Мантисс пробрал холодок. Любопытное замечание, однако она сомневалась, что возможно провести анализ характера или эмоций человека по словам в тексте. Да и Хельга старалась писать нейтральными фразами без оценочного мнения того или иного явления. На основе чего бы этот умник ни сделал свой вывод, он не мог ссылаться на её книги.
– Значит, это правда, – изучив её напряжённую фигуру, сказал МС. – Ты со мной не согласна? Сама не замечаешь эту озлобленность? Ты ведь такая умная и воспитанная женщина, открытая к познанию и склонная к компромиссам. А вокруг столько невежества, нездорового внимания и тупости. Сначала ты говоришь себе, что ничего страшного и процент неадекватных людей несравненно меньше умных и образованных. И что тебе нужно прощать эту серую убогость, игнорировать или даже пытаться помочь им прозреть. Но с каждым новым примером в тебе по капле умирает терпение. Ты недоумеваешь, почему тот парень называет тебя тупой шлюхой, хотя ты всего лишь отказалась дать номер телефона. А чуть позже незнакомая женщина качает головой на твой внешний вид, повергая тебя в ещё большее негодование. Знакомый открыто порицает за отказ поклоняться его любимым богам. Какие-то идиоты подписывают законы таким образом, что правоохранительные органы не смогут тебя защитить, а тебе самой защищаться не позволено – ещё и виновной окажешься за попытки себя спасти. И это только мелочи, которые происходят с тобой. А что на глобальном уровне? Сколько омерзительных человеческих поступков всплывает наружу и становится достоянием общественности! И ты каждый день смотришь на это и осознаёшь, что это не ты высокомерная – это они ничтожества. А ты вынуждена сосуществовать с ними. – Уголки губ Маски на пару миллиметров опустились вниз, как если бы он распереживался из-за неприятностей гостьи. – Нельзя навечно сохранять святость даже с таким именем3. Злость и разочарование – удел умных. Мне это знакомо. Знаешь, мне теперь даже обидно. Ты всё время винила меня за то, что я зол к людям. А ведь я шёл к этому состоянию почти век. Тебе же понадобилось пять лет, чтобы приблизиться к моему недовольству человеческим родом. Я ещё неплохо продержался в сравнении с тобой.
– Это… захватывающее описание. Но ты прав лишь отчасти. Я всё ещё полна веры в человечество. – Хельга сложила руки на груди. – Глупая масса всегда заметнее.

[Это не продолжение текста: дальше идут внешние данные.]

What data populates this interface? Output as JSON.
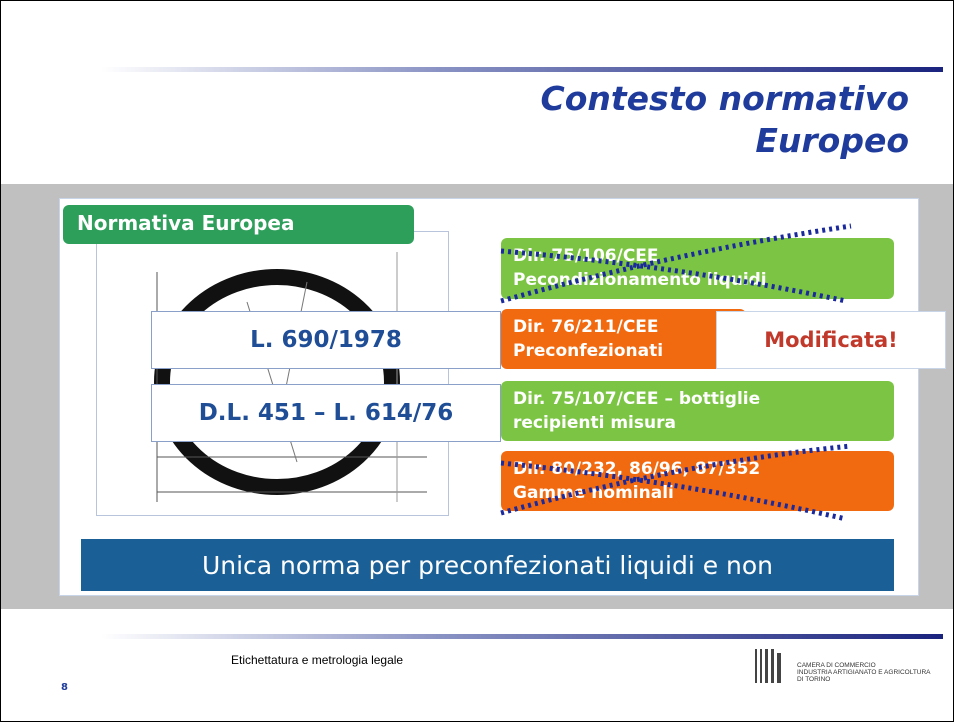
{
  "header": {
    "title_lines": [
      "Contesto normativo",
      "Europeo"
    ]
  },
  "section_label": "Normativa Europea",
  "national": [
    "L. 690/1978",
    "D.L. 451 – L. 614/76"
  ],
  "directives": [
    {
      "lines": [
        "Dir. 75/106/CEE",
        "Pecondizionamento liquidi"
      ]
    },
    {
      "lines": [
        "Dir. 76/211/CEE",
        "Preconfezionati"
      ]
    },
    {
      "lines": [
        "Dir. 75/107/CEE – bottiglie",
        "recipienti misura"
      ]
    },
    {
      "lines": [
        "Dir. 80/232, 86/96, 87/352",
        "Gamme nominali"
      ]
    }
  ],
  "note": "Modificata!",
  "banner": "Unica norma per preconfezionati liquidi e non",
  "footer": {
    "text": "Etichettatura e metrologia legale",
    "page": "8",
    "logo_lines": [
      "CAMERA DI COMMERCIO",
      "INDUSTRIA ARTIGIANATO E AGRICOLTURA",
      "DI TORINO"
    ]
  }
}
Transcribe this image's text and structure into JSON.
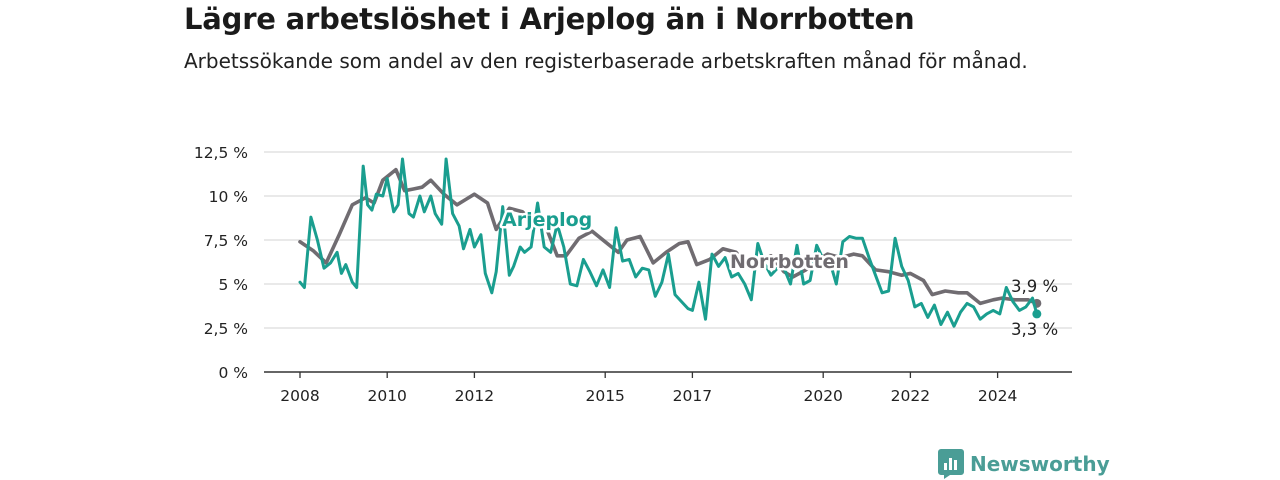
{
  "title": "Lägre arbetslöshet i Arjeplog än i Norrbotten",
  "subtitle": "Arbetssökande som andel av den registerbaserade arbetskraften månad för månad.",
  "brand": {
    "name": "Newsworthy",
    "icon": "newsworthy-logo-icon"
  },
  "colors": {
    "arjeplog": "#1a9e8f",
    "norrbotten": "#706c71",
    "grid": "#dcdcdc",
    "axis": "#333333"
  },
  "chart_data": {
    "type": "line",
    "xlim": [
      2007.75,
      2025.5
    ],
    "ylim": [
      0,
      12.5
    ],
    "y_ticks": [
      0,
      2.5,
      5,
      7.5,
      10,
      12.5
    ],
    "y_tick_labels": [
      "0 %",
      "2,5 %",
      "5 %",
      "7,5 %",
      "10 %",
      "12,5 %"
    ],
    "x_ticks": [
      2008,
      2010,
      2012,
      2015,
      2017,
      2020,
      2022,
      2024
    ],
    "x_tick_labels": [
      "2008",
      "2010",
      "2012",
      "2015",
      "2017",
      "2020",
      "2022",
      "2024"
    ],
    "grid": true,
    "end_labels": {
      "norrbotten": "3,9 %",
      "arjeplog": "3,3 %"
    },
    "series": [
      {
        "name": "Norrbotten",
        "color": "#706c71",
        "x": [
          2008.0,
          2008.3,
          2008.6,
          2008.9,
          2009.2,
          2009.5,
          2009.7,
          2009.9,
          2010.2,
          2010.4,
          2010.6,
          2010.8,
          2011.0,
          2011.3,
          2011.6,
          2011.8,
          2012.0,
          2012.3,
          2012.5,
          2012.8,
          2013.1,
          2013.4,
          2013.6,
          2013.9,
          2014.1,
          2014.4,
          2014.7,
          2015.0,
          2015.3,
          2015.5,
          2015.8,
          2016.1,
          2016.4,
          2016.7,
          2016.9,
          2017.1,
          2017.4,
          2017.7,
          2018.0,
          2018.3,
          2018.5,
          2018.8,
          2019.1,
          2019.3,
          2019.6,
          2019.9,
          2020.1,
          2020.4,
          2020.7,
          2020.9,
          2021.2,
          2021.5,
          2021.8,
          2022.0,
          2022.3,
          2022.5,
          2022.8,
          2023.1,
          2023.3,
          2023.6,
          2023.9,
          2024.1,
          2024.4,
          2024.7,
          2024.9
        ],
        "values": [
          7.4,
          6.9,
          6.2,
          7.8,
          9.5,
          9.9,
          9.6,
          10.9,
          11.5,
          10.3,
          10.4,
          10.5,
          10.9,
          10.1,
          9.5,
          9.8,
          10.1,
          9.6,
          8.1,
          9.3,
          9.1,
          8.4,
          8.5,
          6.6,
          6.6,
          7.6,
          8.0,
          7.4,
          6.8,
          7.5,
          7.7,
          6.2,
          6.8,
          7.3,
          7.4,
          6.1,
          6.4,
          7.0,
          6.8,
          5.9,
          6.2,
          6.6,
          5.7,
          5.4,
          5.8,
          6.4,
          6.7,
          6.5,
          6.7,
          6.6,
          5.8,
          5.7,
          5.5,
          5.6,
          5.2,
          4.4,
          4.6,
          4.5,
          4.5,
          3.9,
          4.1,
          4.2,
          4.1,
          4.1,
          3.9
        ]
      },
      {
        "name": "Arjeplog",
        "color": "#1a9e8f",
        "x": [
          2008.0,
          2008.1,
          2008.25,
          2008.4,
          2008.55,
          2008.7,
          2008.85,
          2008.95,
          2009.05,
          2009.2,
          2009.3,
          2009.45,
          2009.55,
          2009.65,
          2009.75,
          2009.9,
          2010.0,
          2010.15,
          2010.25,
          2010.35,
          2010.5,
          2010.6,
          2010.75,
          2010.85,
          2011.0,
          2011.1,
          2011.25,
          2011.35,
          2011.5,
          2011.65,
          2011.75,
          2011.9,
          2012.0,
          2012.15,
          2012.25,
          2012.4,
          2012.5,
          2012.65,
          2012.8,
          2012.9,
          2013.05,
          2013.15,
          2013.3,
          2013.45,
          2013.6,
          2013.75,
          2013.9,
          2014.05,
          2014.2,
          2014.35,
          2014.5,
          2014.65,
          2014.8,
          2014.95,
          2015.1,
          2015.25,
          2015.4,
          2015.55,
          2015.7,
          2015.85,
          2016.0,
          2016.15,
          2016.3,
          2016.45,
          2016.6,
          2016.75,
          2016.9,
          2017.0,
          2017.15,
          2017.3,
          2017.45,
          2017.6,
          2017.75,
          2017.9,
          2018.05,
          2018.2,
          2018.35,
          2018.5,
          2018.65,
          2018.8,
          2018.95,
          2019.1,
          2019.25,
          2019.4,
          2019.55,
          2019.7,
          2019.85,
          2020.0,
          2020.15,
          2020.3,
          2020.45,
          2020.6,
          2020.75,
          2020.9,
          2021.05,
          2021.2,
          2021.35,
          2021.5,
          2021.65,
          2021.8,
          2021.95,
          2022.1,
          2022.25,
          2022.4,
          2022.55,
          2022.7,
          2022.85,
          2023.0,
          2023.15,
          2023.3,
          2023.45,
          2023.6,
          2023.75,
          2023.9,
          2024.05,
          2024.2,
          2024.35,
          2024.5,
          2024.65,
          2024.8,
          2024.9
        ],
        "values": [
          5.1,
          4.8,
          8.8,
          7.5,
          5.9,
          6.2,
          6.8,
          5.6,
          6.1,
          5.1,
          4.8,
          11.7,
          9.5,
          9.2,
          10.1,
          10.0,
          11.0,
          9.1,
          9.5,
          12.1,
          9.0,
          8.8,
          10.0,
          9.1,
          10.0,
          9.0,
          8.4,
          12.1,
          9.0,
          8.3,
          7.0,
          8.1,
          7.1,
          7.8,
          5.6,
          4.5,
          5.7,
          9.4,
          5.5,
          6.0,
          7.1,
          6.8,
          7.1,
          9.6,
          7.1,
          6.8,
          8.4,
          7.1,
          5.0,
          4.9,
          6.4,
          5.7,
          4.9,
          5.8,
          4.8,
          8.2,
          6.3,
          6.4,
          5.4,
          5.9,
          5.8,
          4.3,
          5.1,
          6.7,
          4.4,
          4.0,
          3.6,
          3.5,
          5.1,
          3.0,
          6.7,
          6.0,
          6.5,
          5.4,
          5.6,
          5.0,
          4.1,
          7.3,
          6.2,
          5.5,
          5.9,
          5.9,
          5.0,
          7.2,
          5.0,
          5.2,
          7.2,
          6.4,
          6.3,
          5.0,
          7.4,
          7.7,
          7.6,
          7.6,
          6.5,
          5.5,
          4.5,
          4.6,
          7.6,
          6.0,
          5.2,
          3.7,
          3.9,
          3.1,
          3.8,
          2.7,
          3.4,
          2.6,
          3.4,
          3.9,
          3.7,
          3.0,
          3.3,
          3.5,
          3.3,
          4.8,
          4.0,
          3.5,
          3.7,
          4.2,
          3.3
        ]
      }
    ]
  }
}
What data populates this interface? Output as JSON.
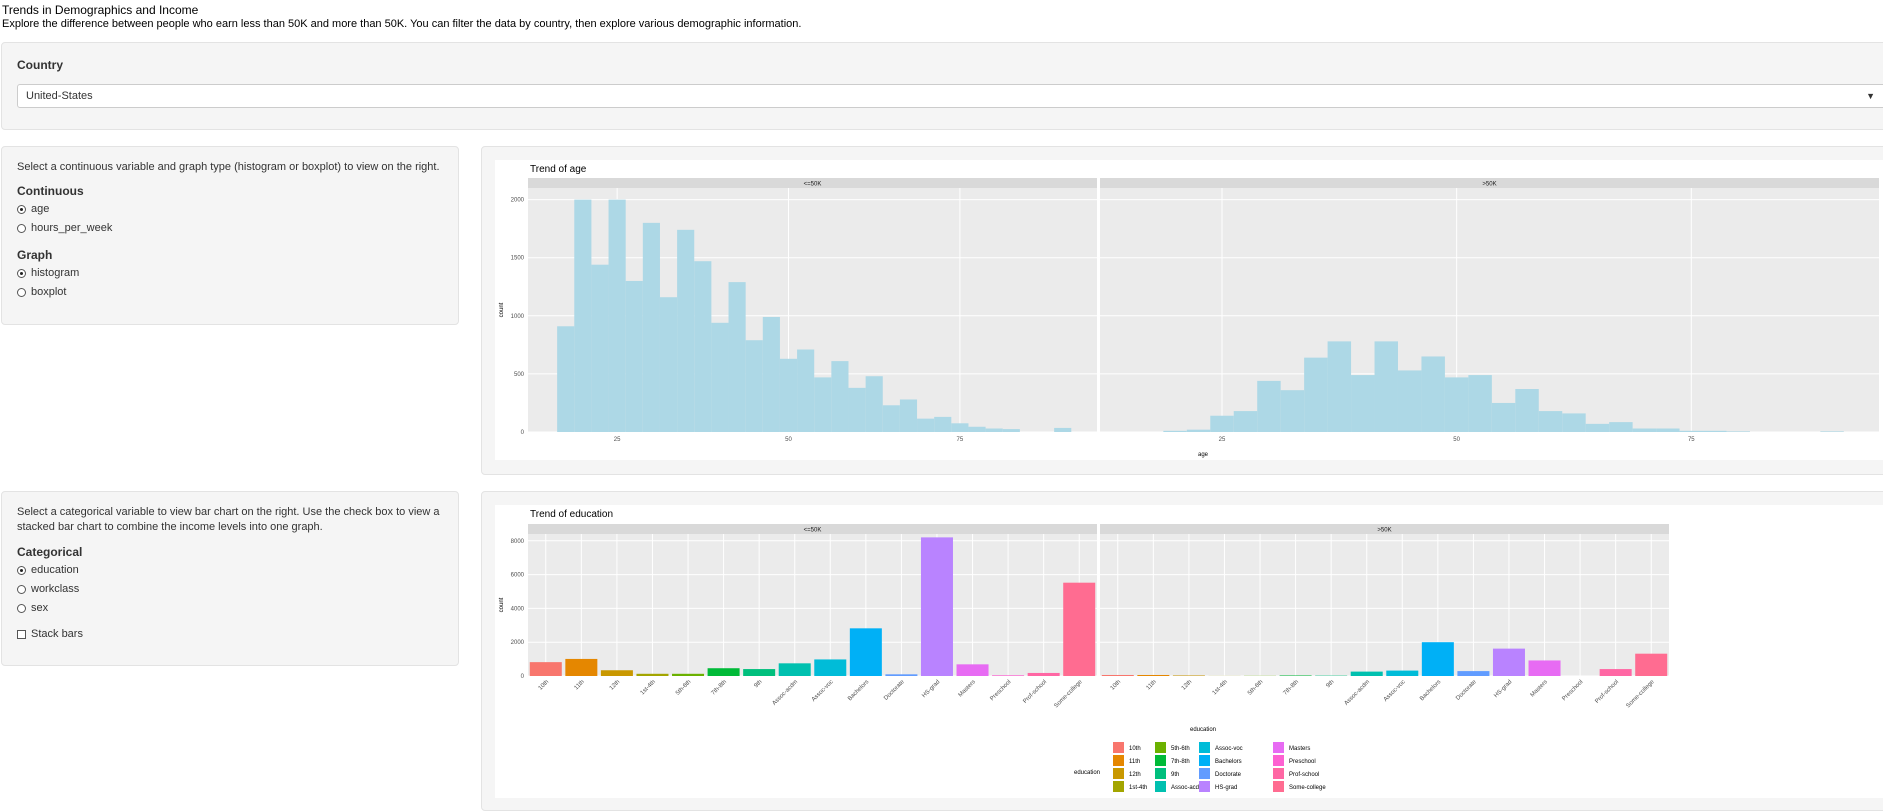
{
  "header": {
    "title": "Trends in Demographics and Income",
    "subtitle": "Explore the difference between people who earn less than 50K and more than 50K. You can filter the data by country, then explore various demographic information."
  },
  "country": {
    "label": "Country",
    "selected": "United-States"
  },
  "continuous_panel": {
    "instructions": "Select a continuous variable and graph type (histogram or boxplot) to view on the right.",
    "continuous_label": "Continuous",
    "continuous_options": [
      "age",
      "hours_per_week"
    ],
    "continuous_selected": "age",
    "graph_label": "Graph",
    "graph_options": [
      "histogram",
      "boxplot"
    ],
    "graph_selected": "histogram"
  },
  "categorical_panel": {
    "instructions_line1": "Select a categorical variable to view bar chart on the right. Use the check box to view a",
    "instructions_line2": "stacked bar chart to combine the income levels into one graph.",
    "categorical_label": "Categorical",
    "categorical_options": [
      "education",
      "workclass",
      "sex"
    ],
    "categorical_selected": "education",
    "stack_label": "Stack bars",
    "stack_checked": false
  },
  "chart_data": [
    {
      "type": "bar",
      "subtype": "histogram",
      "title": "Trend of  age",
      "xlabel": "age",
      "ylabel": "count",
      "facets": [
        "<=50K",
        ">50K"
      ],
      "xlim": [
        12,
        95
      ],
      "ylim": [
        0,
        2100
      ],
      "xticks": [
        25,
        50,
        75
      ],
      "yticks": [
        0,
        500,
        1000,
        1500,
        2000
      ],
      "bin_width": 2.5,
      "bins_start": [
        16.25,
        18.75,
        21.25,
        23.75,
        26.25,
        28.75,
        31.25,
        33.75,
        36.25,
        38.75,
        41.25,
        43.75,
        46.25,
        48.75,
        51.25,
        53.75,
        56.25,
        58.75,
        61.25,
        63.75,
        66.25,
        68.75,
        71.25,
        73.75,
        76.25,
        78.75,
        81.25,
        83.75,
        86.25,
        88.75
      ],
      "series": [
        {
          "name": "<=50K",
          "values": [
            910,
            2000,
            1440,
            2000,
            1300,
            1800,
            1160,
            1740,
            1470,
            940,
            1290,
            790,
            990,
            630,
            710,
            470,
            610,
            380,
            480,
            230,
            280,
            115,
            130,
            75,
            45,
            30,
            25,
            0,
            0,
            35
          ]
        },
        {
          "name": ">50K",
          "values": [
            0,
            10,
            20,
            140,
            180,
            440,
            360,
            640,
            780,
            490,
            780,
            530,
            650,
            470,
            490,
            250,
            370,
            180,
            160,
            70,
            85,
            30,
            30,
            10,
            10,
            5,
            0,
            0,
            0,
            5
          ]
        }
      ],
      "bar_color": "#add8e6"
    },
    {
      "type": "bar",
      "title": "Trend of  education",
      "xlabel": "education",
      "ylabel": "count",
      "facets": [
        "<=50K",
        ">50K"
      ],
      "ylim": [
        0,
        8400
      ],
      "yticks": [
        0,
        2000,
        4000,
        6000,
        8000
      ],
      "categories": [
        "10th",
        "11th",
        "12th",
        "1st-4th",
        "5th-6th",
        "7th-8th",
        "9th",
        "Assoc-acdm",
        "Assoc-voc",
        "Bachelors",
        "Doctorate",
        "HS-grad",
        "Masters",
        "Preschool",
        "Prof-school",
        "Some-college"
      ],
      "series": [
        {
          "name": "<=50K",
          "values": [
            820,
            1010,
            340,
            130,
            130,
            460,
            410,
            750,
            980,
            2820,
            100,
            8200,
            690,
            40,
            180,
            5520
          ]
        },
        {
          "name": ">50K",
          "values": [
            60,
            60,
            30,
            5,
            10,
            30,
            20,
            260,
            320,
            2000,
            290,
            1620,
            920,
            0,
            410,
            1320
          ]
        }
      ],
      "colors": [
        "#F8766D",
        "#E58700",
        "#C99800",
        "#A3A500",
        "#6BB100",
        "#00BA38",
        "#00BF7D",
        "#00C0AF",
        "#00BCD8",
        "#00B0F6",
        "#619CFF",
        "#B983FF",
        "#E76BF3",
        "#FD61D1",
        "#FF67A4",
        "#FF6C91"
      ],
      "legend": {
        "title": "education",
        "placement": "bottom",
        "entries": [
          "10th",
          "11th",
          "12th",
          "1st-4th",
          "5th-6th",
          "7th-8th",
          "9th",
          "Assoc-acdm",
          "Assoc-voc",
          "Bachelors",
          "Doctorate",
          "HS-grad",
          "Masters",
          "Preschool",
          "Prof-school",
          "Some-college"
        ]
      }
    }
  ]
}
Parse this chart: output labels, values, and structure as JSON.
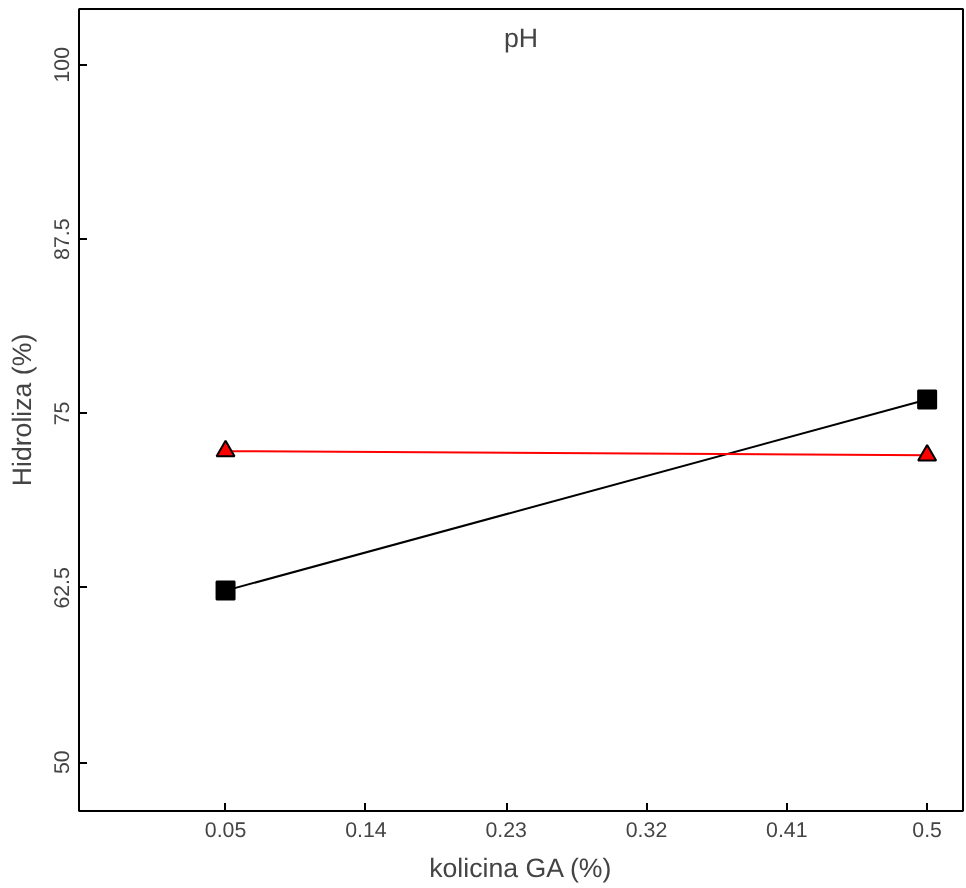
{
  "chart_data": {
    "type": "line",
    "title": "pH",
    "xlabel": "kolicina GA (%)",
    "ylabel": "Hidroliza (%)",
    "x": [
      0.05,
      0.5
    ],
    "series": [
      {
        "color": "#000000",
        "values": [
          62.3,
          76.0
        ],
        "marker": "square"
      },
      {
        "color": "#ff0000",
        "values": [
          72.3,
          72.0
        ],
        "marker": "triangle"
      }
    ],
    "xlim": [
      -0.044,
      0.523
    ],
    "xticks": [
      0.05,
      0.14,
      0.23,
      0.32,
      0.41,
      0.5
    ],
    "ylim": [
      46.5,
      104
    ],
    "yticks": [
      50,
      62.5,
      75,
      87.5,
      100
    ],
    "grid": false,
    "line_style": "solid"
  }
}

Это не значит, что таких большинство.
– Ты так говоришь, потому что споришь со мной. Если бы мои примеры озвучило твоё внутреннее «я», ты бы без труда согласилась. Подожди. – МС вспомнил что-то. – Я не растеребил никаких твоих ран? Доктор Фолкберг запрещает мне расстраивать посетителей неприятными для них темами. Ты ведь не расстроилась сейчас?
В его голосе не было страха или сожаления – лишь ядрёная язвительность. И всё та же злость. Мантисс беспокоили эти мимолётные вспышки агрессии. Объект говорил нейтральным тоном, пока не затрагивал Фолкберга и его правила. Тогда Хельгу окатывало яростной волной, от которой внутри всё сворачивалось в тугой ком, а на лбу выступали капельки пота. МС пребывал в состоянии затаённого бешенства, и страшно представить, что произойдёт, когда оно наконец-то вырвется наружу.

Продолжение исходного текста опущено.